Une instruction différente selon le territoire où le projet est présenté
Afilog s’appuie sur un exemple précis de projet, estimé non recevable par les services instructeurs de l’État, alors même qu’il fait le choix d’un mode de traitement des eaux « doux » pour les eaux des voiries légères ainsi que les eaux des voiries lourdes non rattachées au bâtiment. Le projet se base sur une répartition des flux suivant la provenance et la potentialité de pollution. Il a ainsi été prévu trois types de réseaux. L’un récupère les eaux de pluie en toiture, réputées claires et directement dirigées vers des noues de remédiation puis vers des bassins d’infiltration. Un second a été prévu pour les eaux des voiries non rattachées physiquement au bâtiment, et donc non impactées par l’épanchement en cas d’incendie, et qui sont directement dirigées vers des noues de remédiation puis vers des bassins d’infiltration. Enfin, un troisième est dédié aux eaux de la cour camion attenante au bâtiment, prévu pour recevoir les effluents en cas d’incendie et les diriger vers un bassin étanche. Ce dernier est soumis aux règles d’application strictes de la réglementation ICPE. « Ces dispositifs « naturels » permettent une performance environnementale supérieure à la méthode « classique » grâce à un taux d’abattement de la charge polluante dans les ouvrages « naturels » de 85 à 95% alors que celui des ouvrages « industriels » est de l’ordre de 50 à 65% », défend le document transmis à la DGPR. Autre argument présenté et fort intéressant : cette conception vertueuse de la gestion des eaux pluviales a été utilisée dans un autre projet, mais dans un autre département, qui, lui, a obtenu toutes les autorisations administratives... La position actuelle des administrations ne tranche pas définitivement la question.

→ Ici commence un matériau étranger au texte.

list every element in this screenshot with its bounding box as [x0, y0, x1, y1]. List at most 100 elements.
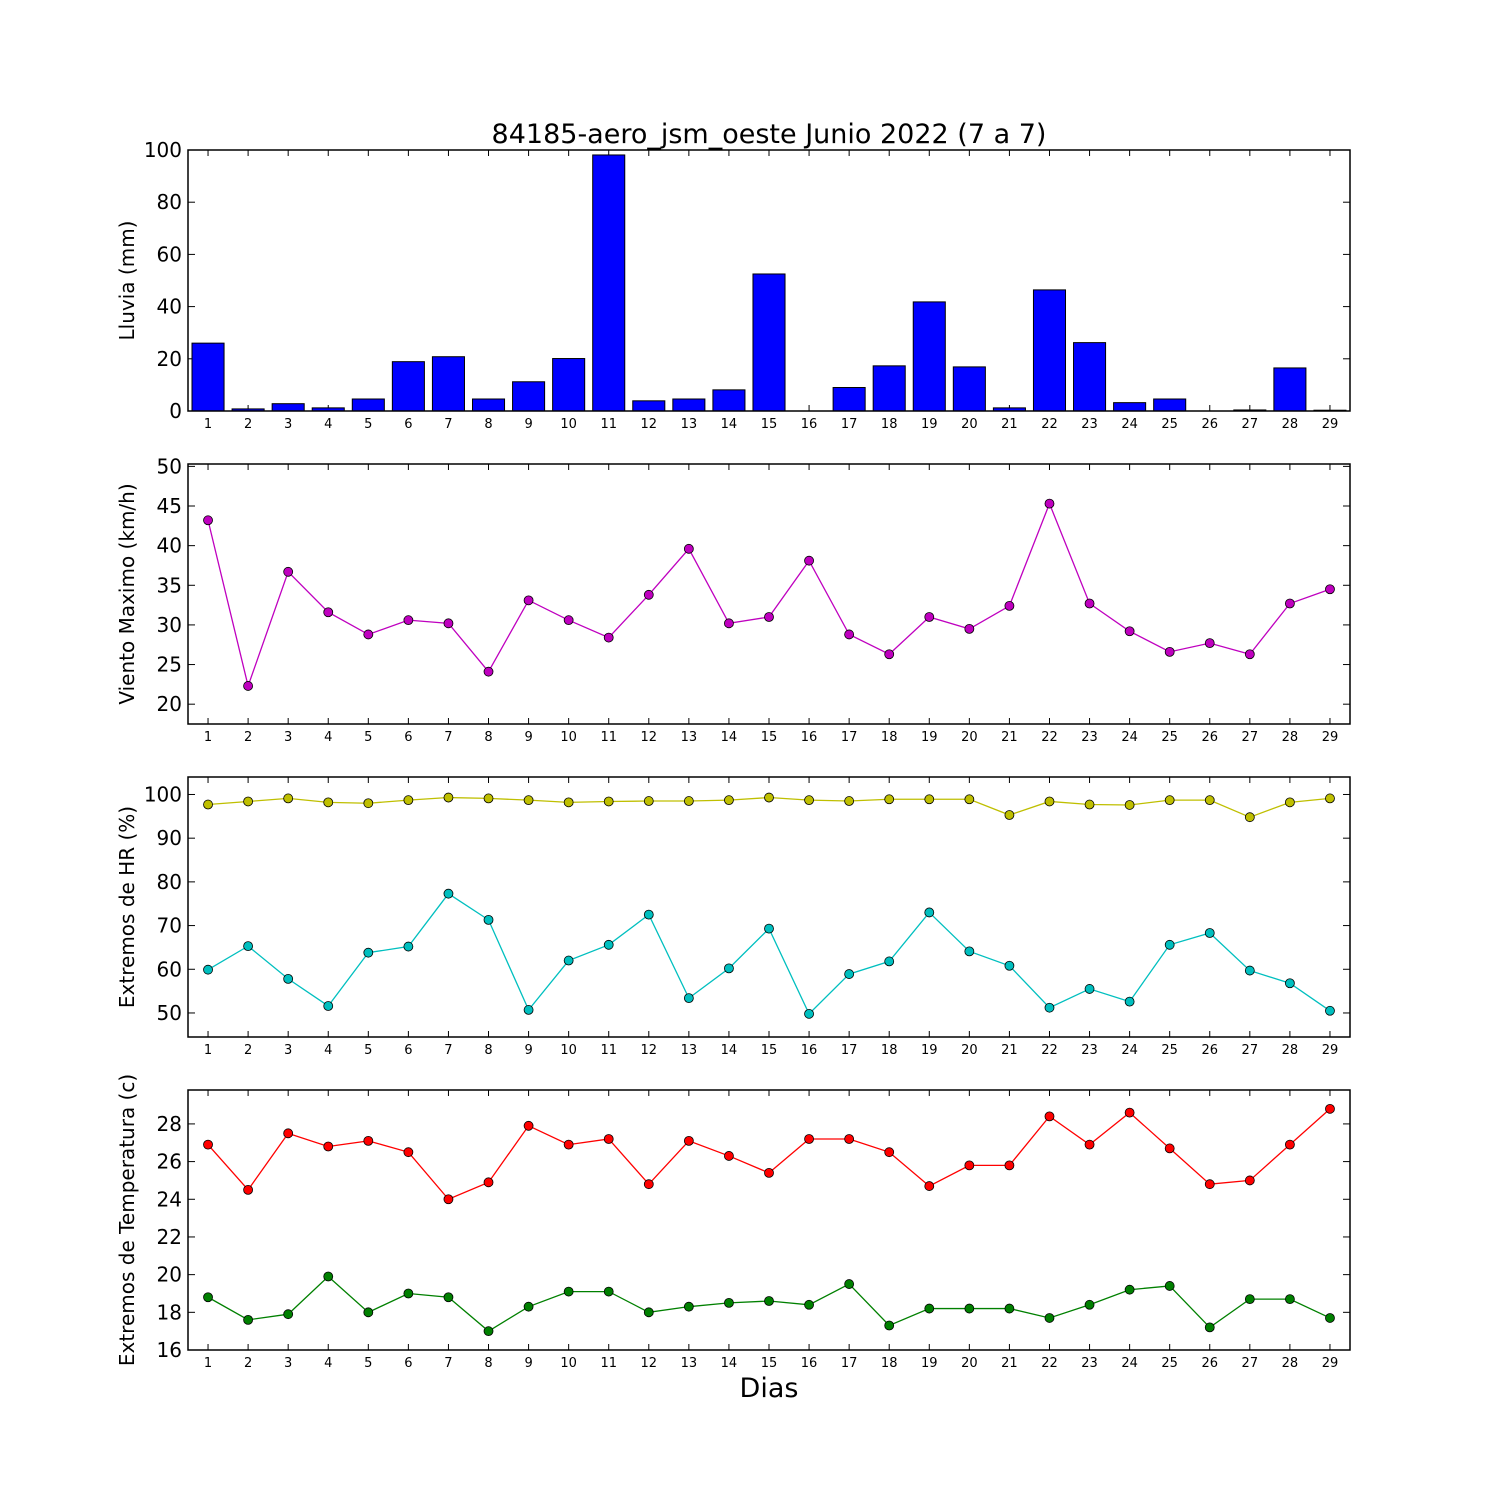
data-point	[643, 1179, 654, 1190]
data-point	[884, 956, 895, 967]
x-tick-label: 19	[921, 1356, 938, 1371]
data-point	[764, 1167, 774, 1178]
bar	[1113, 402, 1147, 412]
data-point	[804, 555, 814, 566]
x-tick-label: 16	[801, 1356, 818, 1371]
x-tick-label: 25	[1161, 730, 1178, 745]
data-point	[243, 1184, 254, 1195]
data-point	[1204, 1322, 1215, 1333]
data-point	[1044, 1111, 1055, 1122]
bar	[391, 361, 425, 412]
data-point	[283, 566, 294, 577]
data-point	[884, 794, 895, 805]
x-tick-label: 16	[801, 1043, 818, 1058]
y-tick-label: 22	[157, 1225, 182, 1249]
data-point	[1244, 649, 1255, 660]
data-point	[483, 1326, 494, 1337]
plot-frame	[187, 463, 1351, 725]
x-tick-label: 29	[1322, 417, 1339, 432]
data-point	[203, 515, 213, 526]
y-tick-label: 100	[144, 138, 182, 162]
x-tick-label: 1	[204, 730, 212, 745]
data-point	[243, 1314, 254, 1325]
x-tick-label: 11	[600, 1356, 617, 1371]
data-point	[844, 629, 855, 640]
y-tick-label: 100	[144, 782, 182, 806]
x-tick-label: 15	[761, 417, 778, 432]
x-tick-label: 4	[324, 1043, 332, 1058]
x-tick-label: 16	[801, 417, 818, 432]
x-tick-label: 12	[641, 1356, 658, 1371]
x-tick-label: 20	[961, 1356, 978, 1371]
data-point	[683, 543, 694, 554]
x-tick-label: 15	[761, 730, 778, 745]
data-point	[964, 794, 975, 805]
data-point	[764, 923, 774, 934]
data-point	[1284, 598, 1295, 609]
data-point	[683, 1301, 694, 1312]
x-tick-label: 14	[721, 1356, 738, 1371]
data-point	[1004, 960, 1015, 971]
data-point	[523, 795, 534, 806]
x-tick-label: 22	[1041, 1043, 1058, 1058]
data-point	[724, 963, 734, 974]
bar	[672, 398, 706, 412]
data-point	[363, 798, 374, 809]
data-point	[724, 1297, 734, 1308]
data-point	[443, 1292, 454, 1303]
x-tick-label: 26	[1201, 417, 1218, 432]
x-tick-label: 17	[841, 417, 858, 432]
data-point	[363, 1307, 374, 1318]
data-point	[1084, 1299, 1095, 1310]
data-point	[1284, 1139, 1295, 1150]
data-point	[1325, 1313, 1335, 1323]
data-point	[884, 1320, 895, 1331]
bar	[1153, 398, 1187, 412]
y-tick-label: 20	[157, 692, 182, 716]
x-tick-label: 28	[1282, 1043, 1299, 1058]
series-line-1	[207, 1108, 1331, 1201]
data-point	[924, 907, 935, 918]
data-point	[1124, 1107, 1135, 1118]
y-tick-label: 28	[157, 1112, 182, 1136]
bar	[1073, 342, 1107, 412]
data-point	[764, 612, 774, 622]
bar	[752, 273, 786, 412]
data-point	[1325, 793, 1335, 804]
x-tick-label: 3	[284, 1356, 292, 1371]
data-point	[483, 914, 494, 925]
y-tick-label: 24	[157, 1187, 182, 1211]
x-tick-label: 22	[1041, 417, 1058, 432]
data-point	[683, 796, 694, 806]
data-point	[1244, 1175, 1255, 1186]
x-tick-label: 8	[484, 1356, 492, 1371]
bar	[952, 366, 986, 412]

Enfin un décret pour des revêtements perméables sur les parkings
Le 12 octobre dernier, lors d’un petit déjeuner organisé par Afilog et Business Immo, les adhérents de l’association, représentés par Alice Delude, ingénieure écologue et Directrice de projet Ecologie & Paysage pour le bureau d’études Payet, et Hasna Berkia-Guez, directrice RSE chez Barjane, ont souhaité débattre sur le sujet, aux côtés d’Olivier Pajon, inspecteur de l’environnement à la DREAL (direction régionale de l’environnement, l’aménagement et du logement) du Loiret. « Ne pas intégrer une gestion durable des eaux pluviales sur les sites logistiques peut avoir pour conséquence la création d’îlots de chaleur ou accroître le risque d’inondation, a ainsi rappelé Alice Delude. Il est donc nécessaire d’intégrer au projet un ratio de végétalisation acceptable et de remplacer certains dispositifs de gestion des eaux par des solutions qui se rapprochent le plus possible des mécanismes naturels ». « L’arrêté du 7 juillet 2023 publié par le Ministre de la transition écologique et de la cohésion des territoires modifiant l’arrêté du 2 février 1998, supprimant l'obligation de traitement des eaux pluviales issues des aires de stationnement des véhicules légers, clarifie les règles applicables et va ainsi dans le bon sens », a ainsi commenté Hasna Berkia-Guez. Les sites logistiques peuvent également apporter des services supplémentaires aux territoires selon la directrice RSE de Barjane, qui a donné l’exemple du parc des Bréguières où la mise en place de bassins de rétention et d’expansion des crues ont permis de gérer les eaux pluviales descendant de la colline et ainsi d’éviter des inondations dans la vallée en contrebas en 2010. Pour autant, sur nombre d’autres sujets liés aux solutions alternatives de gestion des eaux pluviales, toutes les DREAL n’instruisent pas de la même façon. Selon Olivier Pajon, « il peut être normal qu’il n’y ait pas de réponse unique. Mais il est néanmoins indispensable que chaque dossier soit instruit... ».